SCOTLAND so far has made great strides in wind power – so much so that when you can hear the wind blow today, you can say that Scotland is generating sufficient power for all our needs.

To achieve this required vision by engineers and the courage of politicians to believe and enact legislation to make it happen. We have much to thank Denmark for. They were the pioneers of wind power and began back in the 70s when Opec raised the oil price.

Scotland, however, has an additional advantage over Denmark and that is our geography. We are a mountainous country, which gives us the answer to the question “What about when there is no wind?” Rarely, about 60 days a year, but it does happen and that’s where our mountains come in.

Hydro power is the answer. Scotland could be self-sufficient in electrical power all the time, in spite of all. We have the potential to unlock masses of power, enough to power all the electrical vehicles such as trains, cars and trams that we want as well as exporting power through our “smart grid”. Hydro power would ensure that Scotland met its commitments to the carbon-free Scotland we all dream of now.

How much hydro power do we need? Enough to cope with Scotland’s forecast of increasing load, so if we match wind and hydro we can be self-sufficient and more every day. Pricing is for others.

We need independence to ensure this is possible.

J B Clark
Dunfermline

YOUR article on the recently discovered Pictish standing stone was most informative, but may I point out a misleading detail (Standing stone crowdfunder, October 15)? The reference to “the Ogham language” is erroneous: Ogham is not a language but a writing system, identical in principle to the Greek and Roman alphabets, with very simple “letters” designed to be carved on stone.

READ MORE: £20k funding bid launched to conserve Pictish stone

It was originally devised for Irish, and is the medium for the earliest inscriptions in that language (the first European language to be put into written form after Greek and Latin). Some of the Ogham carvings found in Scotland are certainly in Old Irish, but others have not been deciphered: a possibility is that they are not linguistic at all but random jumbles carved by artisans who knew the shapes of the letters but not their sound-values.

As to the language the Picts spoke, the reason little is known about it is simply that it had no written form, so that there is no body of literature in Pictish as there is in Old Irish or Old English. In a parallel universe, the union of the Scots and Picts might have led to the literate Gaelic-speaking Scots instructing their new neighbours in the use of the Roman alphabet to write their language; but in reality the Pictish language simply disappeared. The evidence of place-names, however, points strongly to the conclusion that the Picts spoke a Celtic language closely related to Old Welsh.

Derrick McClure
Aberdeen

Yesterday, when I was in the pit of despair about the hell being unleashed on Northern Syria, it was a Kurdish refugee friend who had to cheer me up. He remined me of that Kurdish saying, which I have quoted so often, “resistance is life”.

The Kurds have been resisting oppression for 100 years, and it is this resistance that gives them strength and gives life its purpose. This is not just a “no” to oppression, it is a drive to create something better.

READ MORE: Four Corners: Turkish war with Syria and Japanese floods

In Northern Syria, the Kurds have created a grassroots democracy that promotes women’s rights, ecology and inter-ethnic harmony, as I was able to see for myself when I visited last year.

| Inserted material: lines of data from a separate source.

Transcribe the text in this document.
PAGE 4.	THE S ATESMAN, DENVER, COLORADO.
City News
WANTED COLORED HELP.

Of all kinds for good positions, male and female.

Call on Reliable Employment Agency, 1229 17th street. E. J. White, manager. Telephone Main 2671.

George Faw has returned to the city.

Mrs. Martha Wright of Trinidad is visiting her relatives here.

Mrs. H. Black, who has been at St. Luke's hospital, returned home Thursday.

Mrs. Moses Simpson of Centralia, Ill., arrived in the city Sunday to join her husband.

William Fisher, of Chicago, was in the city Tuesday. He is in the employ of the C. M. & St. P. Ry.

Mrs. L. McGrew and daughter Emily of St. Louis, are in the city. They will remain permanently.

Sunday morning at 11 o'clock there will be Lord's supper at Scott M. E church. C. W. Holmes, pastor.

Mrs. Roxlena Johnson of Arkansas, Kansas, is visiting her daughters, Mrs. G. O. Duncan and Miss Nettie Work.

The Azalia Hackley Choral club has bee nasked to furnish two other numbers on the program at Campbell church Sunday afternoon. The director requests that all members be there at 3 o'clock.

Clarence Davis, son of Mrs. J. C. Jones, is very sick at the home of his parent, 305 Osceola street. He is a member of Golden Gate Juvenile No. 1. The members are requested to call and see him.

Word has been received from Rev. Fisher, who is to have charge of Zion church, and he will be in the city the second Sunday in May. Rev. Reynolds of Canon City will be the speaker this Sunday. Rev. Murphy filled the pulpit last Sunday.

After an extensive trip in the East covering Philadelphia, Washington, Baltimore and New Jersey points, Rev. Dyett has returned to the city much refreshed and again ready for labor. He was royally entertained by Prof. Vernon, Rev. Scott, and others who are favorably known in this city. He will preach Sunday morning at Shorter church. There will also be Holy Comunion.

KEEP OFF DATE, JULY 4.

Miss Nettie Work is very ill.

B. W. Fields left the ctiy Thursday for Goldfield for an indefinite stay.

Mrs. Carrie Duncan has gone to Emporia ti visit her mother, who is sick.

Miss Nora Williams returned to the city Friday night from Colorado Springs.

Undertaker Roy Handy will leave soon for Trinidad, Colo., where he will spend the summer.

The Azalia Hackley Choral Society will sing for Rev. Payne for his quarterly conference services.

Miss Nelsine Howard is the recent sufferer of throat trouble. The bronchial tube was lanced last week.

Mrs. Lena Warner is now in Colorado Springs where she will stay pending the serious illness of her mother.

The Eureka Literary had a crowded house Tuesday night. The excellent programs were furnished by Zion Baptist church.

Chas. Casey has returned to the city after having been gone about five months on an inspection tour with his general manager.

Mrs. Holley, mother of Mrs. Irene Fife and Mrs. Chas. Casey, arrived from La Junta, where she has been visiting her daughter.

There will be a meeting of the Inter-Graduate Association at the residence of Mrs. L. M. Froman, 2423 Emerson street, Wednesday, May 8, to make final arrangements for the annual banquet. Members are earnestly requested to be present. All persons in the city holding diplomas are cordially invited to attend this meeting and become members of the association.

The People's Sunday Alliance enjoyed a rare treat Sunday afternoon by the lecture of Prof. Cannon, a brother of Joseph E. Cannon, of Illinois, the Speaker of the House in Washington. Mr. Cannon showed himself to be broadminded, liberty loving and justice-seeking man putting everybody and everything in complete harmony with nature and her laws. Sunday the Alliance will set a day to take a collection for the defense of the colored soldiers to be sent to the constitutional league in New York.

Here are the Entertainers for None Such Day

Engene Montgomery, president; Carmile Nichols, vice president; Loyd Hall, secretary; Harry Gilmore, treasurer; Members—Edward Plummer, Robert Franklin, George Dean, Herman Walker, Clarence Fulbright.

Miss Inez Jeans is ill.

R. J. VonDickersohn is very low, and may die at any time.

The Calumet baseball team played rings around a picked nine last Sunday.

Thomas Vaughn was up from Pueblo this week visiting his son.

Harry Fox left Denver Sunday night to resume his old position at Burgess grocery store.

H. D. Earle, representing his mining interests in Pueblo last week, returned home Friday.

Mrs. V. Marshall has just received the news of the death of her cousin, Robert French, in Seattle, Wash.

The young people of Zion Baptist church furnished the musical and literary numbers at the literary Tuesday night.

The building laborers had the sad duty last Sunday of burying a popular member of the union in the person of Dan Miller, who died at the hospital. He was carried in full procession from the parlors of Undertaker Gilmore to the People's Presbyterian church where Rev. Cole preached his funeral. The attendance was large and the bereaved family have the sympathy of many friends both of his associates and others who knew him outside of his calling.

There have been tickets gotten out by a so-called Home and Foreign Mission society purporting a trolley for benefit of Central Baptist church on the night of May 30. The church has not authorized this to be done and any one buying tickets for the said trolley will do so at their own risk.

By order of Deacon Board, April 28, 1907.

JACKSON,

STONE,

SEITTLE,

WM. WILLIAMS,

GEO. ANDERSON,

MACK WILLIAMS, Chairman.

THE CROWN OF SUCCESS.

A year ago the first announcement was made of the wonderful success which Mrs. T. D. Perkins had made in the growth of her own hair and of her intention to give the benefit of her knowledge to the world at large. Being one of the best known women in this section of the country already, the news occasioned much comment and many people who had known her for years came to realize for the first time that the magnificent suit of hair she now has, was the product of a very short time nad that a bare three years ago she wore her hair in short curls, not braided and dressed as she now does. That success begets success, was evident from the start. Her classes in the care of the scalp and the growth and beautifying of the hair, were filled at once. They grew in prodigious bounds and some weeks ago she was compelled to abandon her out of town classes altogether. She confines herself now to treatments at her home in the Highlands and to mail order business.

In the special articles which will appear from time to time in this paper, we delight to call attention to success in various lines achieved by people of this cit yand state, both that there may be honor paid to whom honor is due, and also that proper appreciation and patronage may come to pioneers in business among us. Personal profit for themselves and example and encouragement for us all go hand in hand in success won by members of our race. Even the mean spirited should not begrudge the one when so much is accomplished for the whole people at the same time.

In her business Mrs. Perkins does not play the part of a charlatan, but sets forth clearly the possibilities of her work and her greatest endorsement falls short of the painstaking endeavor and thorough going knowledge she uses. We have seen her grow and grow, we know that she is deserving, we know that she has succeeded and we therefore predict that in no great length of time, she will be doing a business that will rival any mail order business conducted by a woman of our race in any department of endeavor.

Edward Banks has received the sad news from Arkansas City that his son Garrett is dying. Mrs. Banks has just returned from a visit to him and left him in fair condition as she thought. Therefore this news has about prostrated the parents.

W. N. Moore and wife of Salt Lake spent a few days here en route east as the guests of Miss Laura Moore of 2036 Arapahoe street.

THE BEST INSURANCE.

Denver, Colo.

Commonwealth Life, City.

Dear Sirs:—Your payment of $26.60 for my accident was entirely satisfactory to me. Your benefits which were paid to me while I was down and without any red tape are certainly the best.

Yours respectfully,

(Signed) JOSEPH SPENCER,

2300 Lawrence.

The Turkish invasion is an assault both on a people and on the hope of a better world.

Northern Syria is the front line of the fight against fascism and for social justice, and it is a fight that affects us all. We urge everyone to join the immediate demand for a no-fly zone, to boycott Turkey, and to learn more about the Kurdish struggle and join the resistance!

Sarah Glynn
Co-convenor of Scottish Solidarity for Kurdistan

IT comes as no surprise that the Andrew Marr show refused to have the Sunday National in their review of the papers, even if it did have an exclusive by the First Minister (BBC defends refusal to feature Sunday National, October 15).

READ MORE: BBC defends refusal to feature Sunday National in papers review

The BBC does not even attempt to provide fair or equal treatment of the news agenda in Scotland. It is a London-centric organisation whose purpose is to maintain the “British” political establishment, and by “British” we know they mean English.

Scotland is poorly served by the BBC and it is no wonder that more and more people are refusing to pay the licence fee.

Cllr Kenny Maclaren
Paisley

A POST-INDY public inquiry into the iniquities of the “Scottish” news media wouldn’t go amiss.